Source: Scatterplots by Katherine Williams
This tutorial talks about measures of variation. Now, another name for measures a variation is measures of spread. With measures of variation or spread, it's giving us important information about the distribution of data. Using only the measure of center is not enough. So if we only look at where the center of our data is, we won't get a complete enough picture of how our data is distributed, if we don't also look at the measures of variation or spread.
Examples of measure variation or spread include range, standard deviation, and variance. Each of these three measures of variation, range, standard deviation, and variance, will be covered in another tutorial that will go through how to calculate them and how to kind of interpret the value that you obtain.
One thing to note is that if you have a high measure of variation, then the data is very spread out from the center. You have a lot of values that are very low or very high. And then, your center is kind of far away from that. If you have a low measure of variation, the data is bunched up around the center. So let's look at an example.
Let's pretend we're looking at a very simplified example of the temperatures of three days in two different cities. And in one city, we have the first day it's 0 degrees, the second day it's 25 degrees out, and the third day it's 50 degrees out. Now, I know that's not very likely. But it's going to help to [INAUDIBLE] our point.
And in the other city, we had a temperature of 24 degrees, 25 degrees, and 26 degrees. Now, in both cities, the middle value, the center, the median, is 25. So they both have the same center. But if we look at the spread, here, the data is a lot more spread out. It goes from the minimum of 0 to the maximum of 50. So this is highly varied and the data is very spread out from the center.

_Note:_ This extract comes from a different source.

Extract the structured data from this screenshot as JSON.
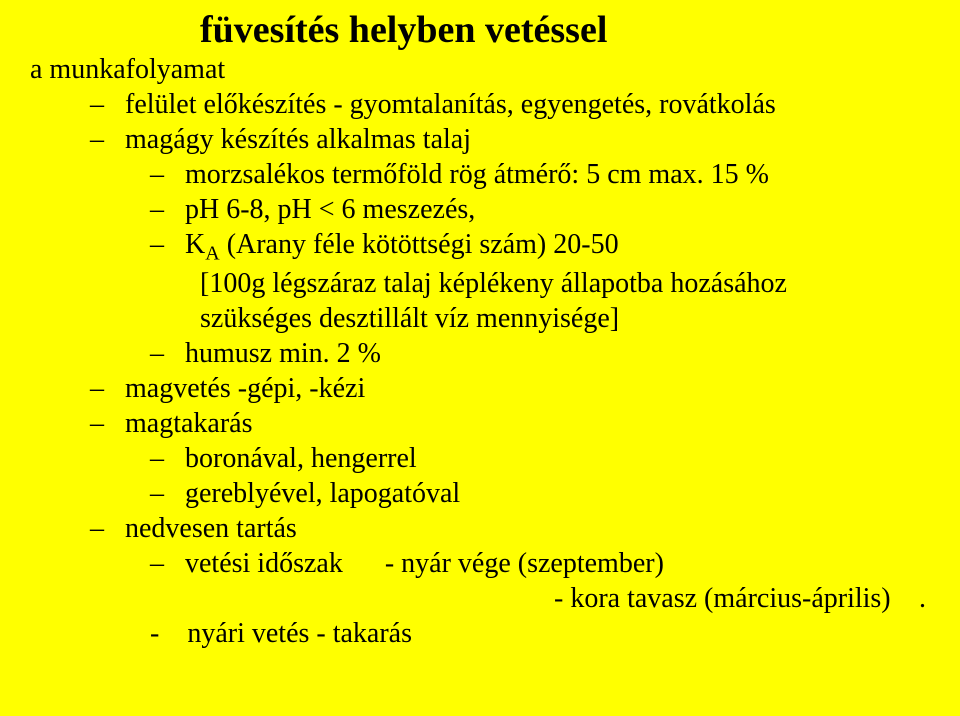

In this example, the data is much less spread out. It goes only from 24 to 26. So in this example, they have a very low measure of spread, very low variation. So this is why it's important to look at both center and spread. Because without knowing both the center and the spread, you can have two very different data sets and not know the difference if you're only looking at the center. So this has been your tutorial on the measures of variation.